CSC 161 Week 2 Lab 1: Layout Managers and Action Listeners

The GridLayout

The GridLayout manager lays out components in a two-dimensional rectangular grid of cells. When you create a GridLayout, you have to specify the number of rows and columns for the grid like this:

 GridLayout layout = new GridLayout(2, 3);

This will create a grid with 2 rows and three columns. In general, the constructor for GridLayout takes two integer parameters:

GridLayout(int rows, int cols) 

When you have a container with a GridLayout, the layout manager will place any components added into as as many rows as you specify, dividing the number of components added equally among the rows. The last row may not have as many components as the other rows if the number of components added is not evenly divisible by the number of rows.

We can try out the GridLayout by creating an array of JButton and adding them to a frame with GridLayout manager. First, create a project called GridLayoutProject, and in the program, create a JFrame called myFrame. Set its default close operation, and set it layout to a GridLayout with 3 rows and 2 columns.

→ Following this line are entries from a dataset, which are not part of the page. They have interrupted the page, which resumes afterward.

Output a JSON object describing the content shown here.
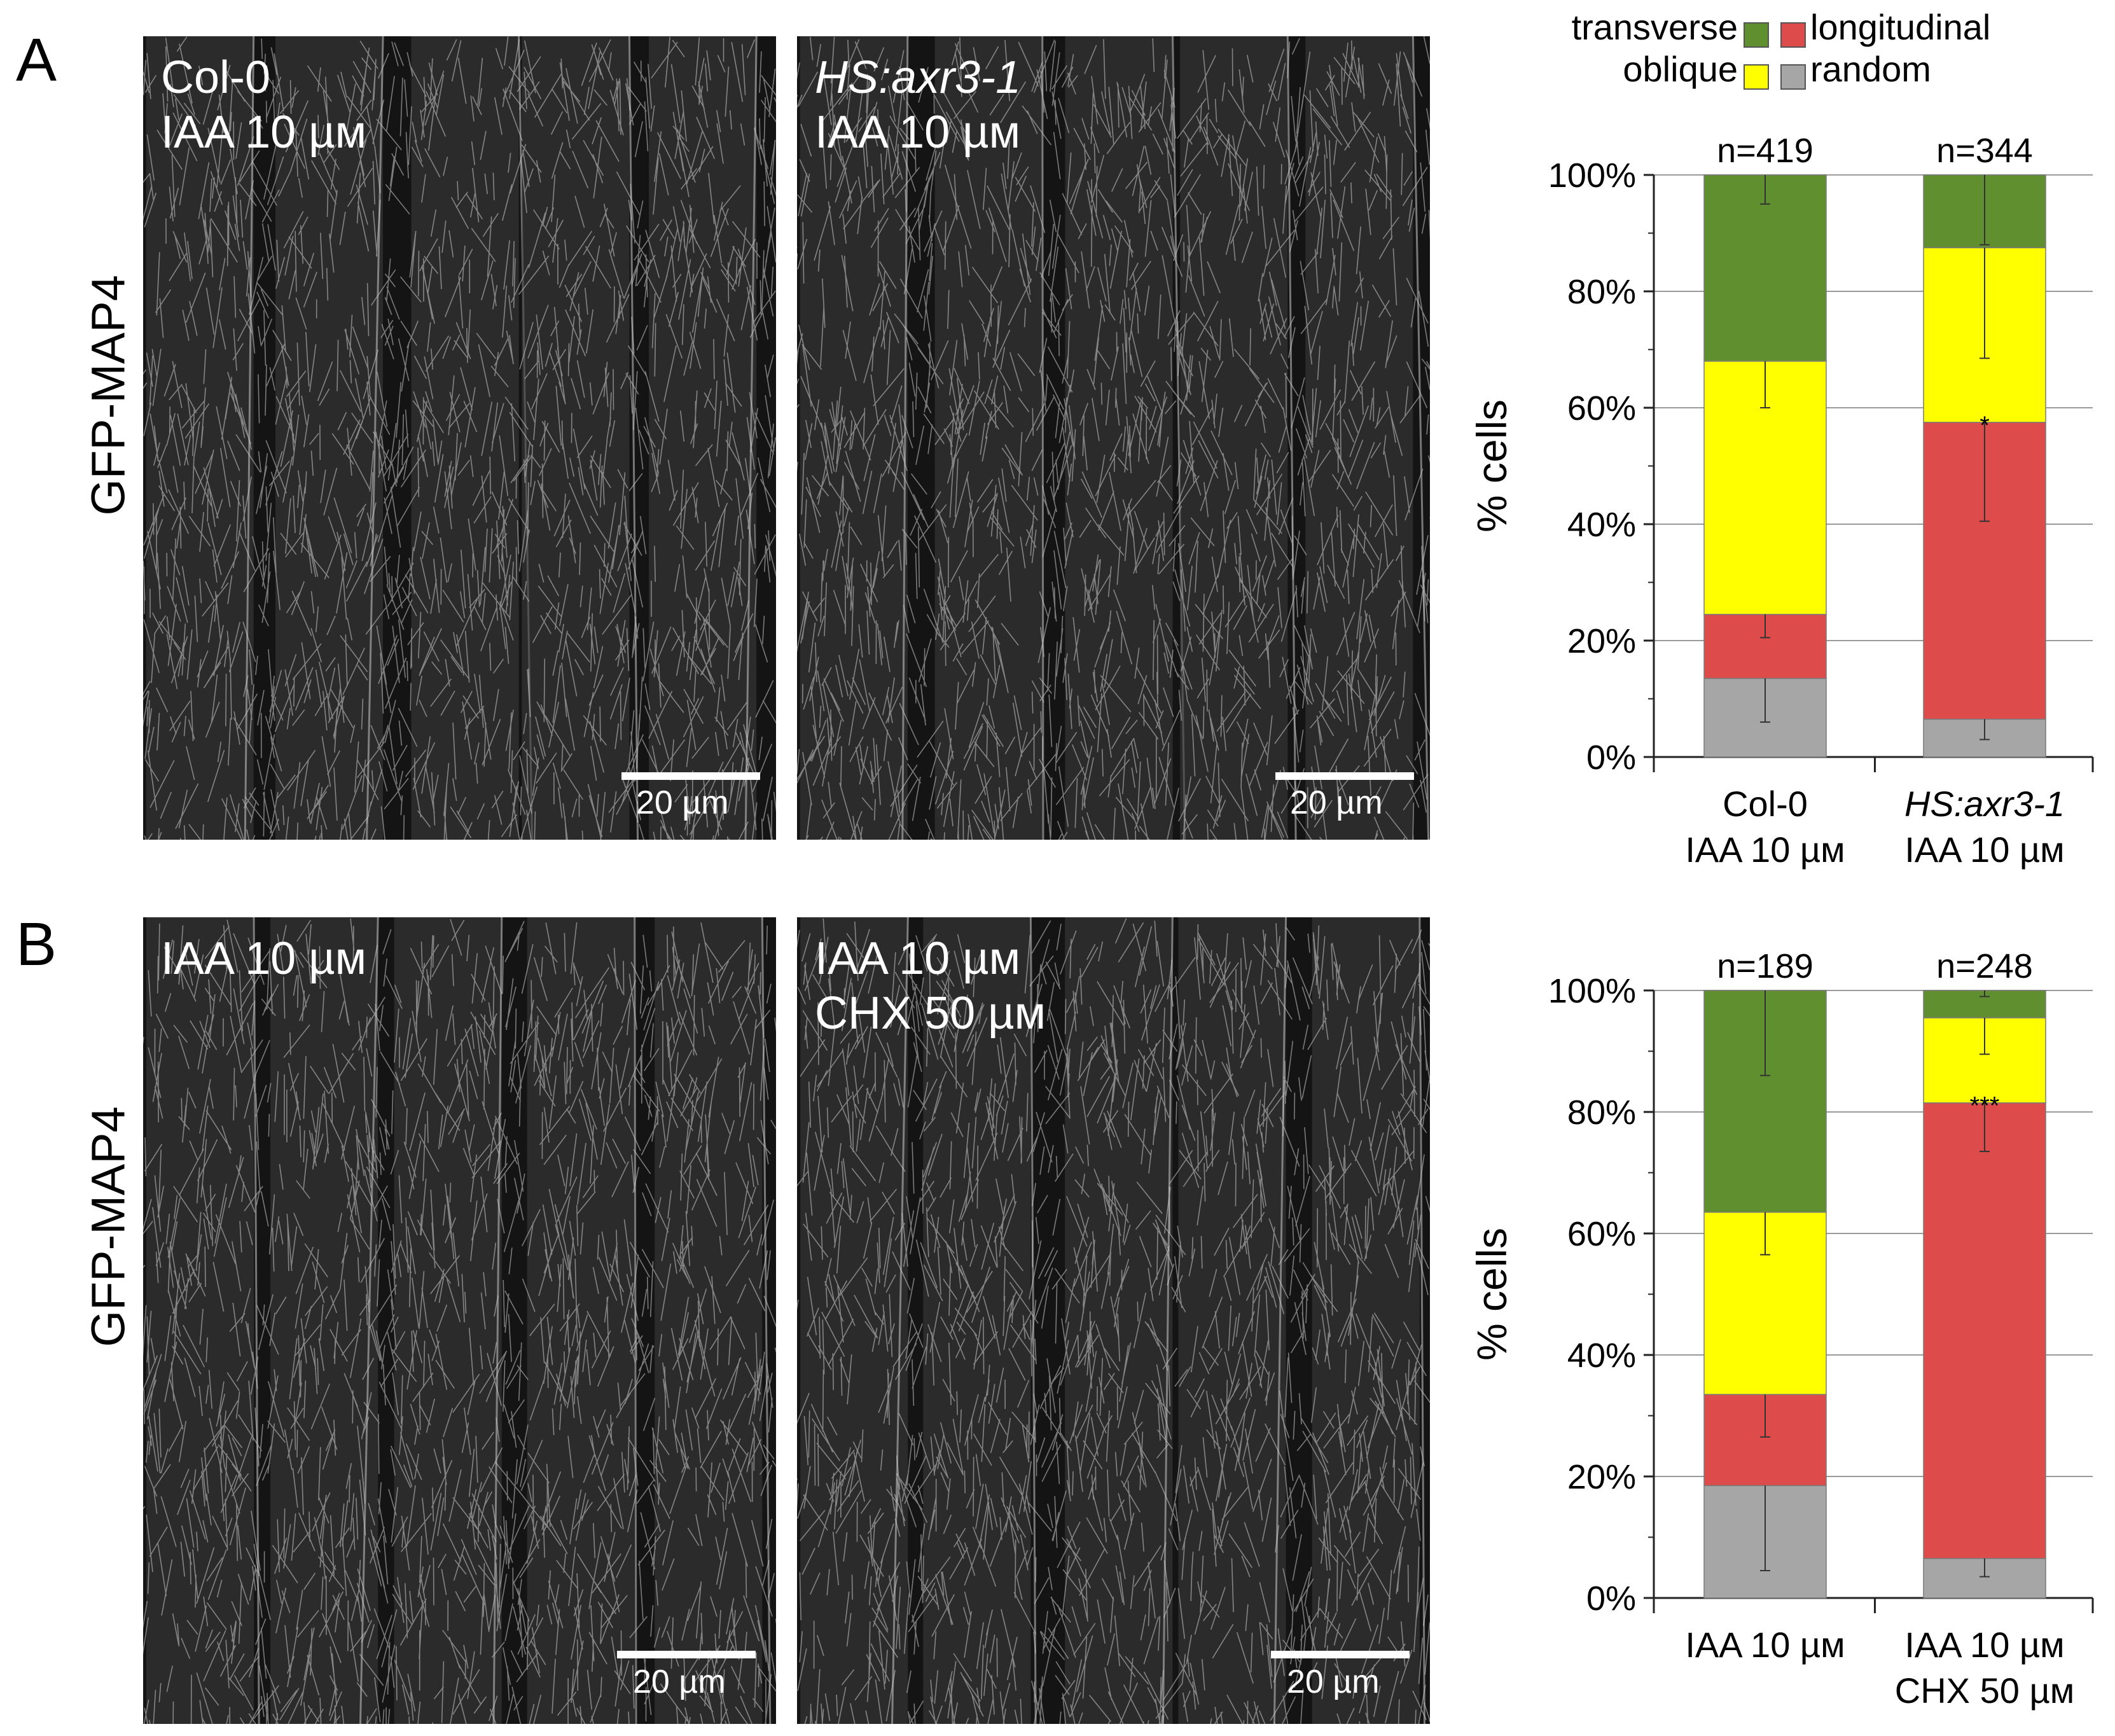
{
  "figure": {
    "panel_a": {
      "letter": "A",
      "row_label": "GFP-MAP4",
      "image_left": {
        "line1": "Col-0",
        "line2": "IAA 10 µм",
        "scale": "20 µm"
      },
      "image_right": {
        "line1": "HS:axr3-1",
        "line2": "IAA 10 µм",
        "scale": "20 µm"
      }
    },
    "panel_b": {
      "letter": "B",
      "row_label": "GFP-MAP4",
      "image_left": {
        "line1": "IAA 10 µм",
        "scale": "20 µm"
      },
      "image_right": {
        "line1": "IAA 10 µм",
        "line2": "CHX 50 µм",
        "scale": "20 µm"
      }
    }
  },
  "legend": {
    "items": [
      {
        "label": "transverse",
        "color": "#5f8f2f"
      },
      {
        "label": "longitudinal",
        "color": "#de4b4b"
      },
      {
        "label": "oblique",
        "color": "#ffff00"
      },
      {
        "label": "random",
        "color": "#a6a6a6"
      }
    ]
  },
  "chart_data": [
    {
      "type": "bar",
      "stacked": true,
      "ylabel": "% cells",
      "ylim": [
        0,
        100
      ],
      "yticks": [
        "0%",
        "20%",
        "40%",
        "60%",
        "80%",
        "100%"
      ],
      "grid": true,
      "categories": [
        {
          "line1": "Col-0",
          "line2": "IAA 10 µм",
          "italic": false
        },
        {
          "line1": "HS:axr3-1",
          "line2": "IAA 10 µм",
          "italic": true
        }
      ],
      "n_labels": [
        "n=419",
        "n=344"
      ],
      "series": [
        {
          "name": "random",
          "values": [
            13.5,
            6.5
          ],
          "errors": [
            7.5,
            3.5
          ]
        },
        {
          "name": "longitudinal",
          "values": [
            11,
            51
          ],
          "errors": [
            4,
            17
          ]
        },
        {
          "name": "oblique",
          "values": [
            43.5,
            30
          ],
          "errors": [
            8,
            19
          ]
        },
        {
          "name": "transverse",
          "values": [
            32,
            12.5
          ],
          "errors": [
            5,
            12
          ]
        }
      ],
      "annotations": [
        {
          "category": 1,
          "text": "*"
        }
      ]
    },
    {
      "type": "bar",
      "stacked": true,
      "ylabel": "% cells",
      "ylim": [
        0,
        100
      ],
      "yticks": [
        "0%",
        "20%",
        "40%",
        "60%",
        "80%",
        "100%"
      ],
      "grid": true,
      "categories": [
        {
          "line1": "IAA 10 µм",
          "line2": "",
          "italic": false
        },
        {
          "line1": "IAA 10 µм",
          "line2": "CHX 50 µм",
          "italic": false
        }
      ],
      "n_labels": [
        "n=189",
        "n=248"
      ],
      "series": [
        {
          "name": "random",
          "values": [
            18.5,
            6.5
          ],
          "errors": [
            14,
            3
          ]
        },
        {
          "name": "longitudinal",
          "values": [
            15,
            75
          ],
          "errors": [
            7,
            8
          ]
        },
        {
          "name": "oblique",
          "values": [
            30,
            14
          ],
          "errors": [
            7,
            6
          ]
        },
        {
          "name": "transverse",
          "values": [
            36.5,
            4.5
          ],
          "errors": [
            14,
            1
          ]
        }
      ],
      "annotations": [
        {
          "category": 1,
          "text": "***"
        }
      ]
    }
  ]
}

 myFrame.setLayout(new GridLayout(3, 2));

Now we want to add 6 buttons to the frame. We will use 1, 2, 3, 4, 5, 6 for the text on the buttons. We can do this by setting the text of the k'th button to the string value of the number (k+1). So the code for adding the 6 buttons will look like this:

  
       JButton [] buttons = new JButton[6];
       for (int k = 0; k < buttons.length; k++)
       {
          //create the button in position k
          buttons[k] = new JButton(String.valueOf(k+1));
          //add the button to the frame
          myFrame.add(buttons[k]);
       }
 

Use the above code to add some buttons to a JFrame with a GridLayout. Run the program. Change the number of buttons from 6 to 7, run the program, and see what happens.

Using JOptionPane

The JOptionPane class has several methods that show dialog boxes that allow you do simple interactions with users. The simplest of these methods is the static method

  void showMessageDialog(Component parentComponent, Object message)
 

If you make the call shown in the method below

    public static void main(String[] args)
    {
      JOptionPane.showMessageDialog(null, "Hello Message dialog!");
    }
 

you get a message dialog box as shown on the right. Usually, you call showMessageDialog when you want the dialog box to display some object (the message) on top of some user interface component (typically a JFrame). If there is no user interface component you want the message dialog to be displayed on top of, you pass null for the first parameter.

You need to import javax.swing.*

to use JOptionPane.

Using ActionListeners

Now we will write a GUI program that uses an ActionListener to respond to a button press. When the button is pressed, the attached ActionListener will display a message dialog as shown below:

Follow the following steps to create the program with the ActionListener.

  1. Click on the File menu in Netbeans, Select New Project and create a new project named ListenerProject.
  2. Modify the main method supplied to you by Netbeans to create a JFrame named myFrame.
  3. Set the size of the JFrame to 300 by 100, and set the JFrame to have a FlowLayout layout manager. Set the default close operation as usual.
  4. Create a button called myButton with text Press Me! and add it to the frame.
  5. Add code to make the frame visible.

Run the program to make sure everything is Ok. You should see a JFrame as the one below:

Adding an ActionListener

Follow the following steps to create an ActionListener and add it to the button:

Define a class called MyListener to use as the listener and have the class implement the ActionListener interface:

 class MyListener implements ActionListener
 {
    
 }
 

At this point you see a little red bulb and a red squilly line indicating that something is wrong.

Double-click on the little red bulb. A little context menu will appear.

Click on the import java.awt.ActionListener item. This will automatically add an an import statement for the ActionListener interface. After that, you will see a yellow light bulb

Click on the Implement All Abstract Methods. When you do that, Netbeans will insert an actionPerformed method into your class:

 class MyListener implements ActionListener
 {
    public void actionPerformed(ActionEvent e)
    {
        throw new UnsupportedOperationException("Not supported yet.");
    }    
 }
 

Delete the throw statement inside the method, and replace it a JOptionPane showMessageDialog to print the message.

Then next step is to add an ActionListener object to the button you created before. Carry out this step and run the program.

What to Hand in

Write a program that has 6 buttons in GridLayout in a frame as you did at the beginning of this lab. Create a single actionListener object that you add to all the buttons. When a user clicks on any of the 6 buttons, the action listener should display a message dialog box identifying which button was clicked.

How to Submit

When you have the program working correctly, use Windows explorer to find the folder that contains your project. Right click on the folder, and select Send to Zip Folder. Once the zip folder is created, right-click on it, and select Send to GroupWise Recipient. Email the zipped up folder to the instructor (type in Muganda, Godfrey). Make sure the email goes to Muganda, Godfrey, not Muganda, Grace.

This lab is due tomorrow at midnight. Please read the late policy on the syllabus.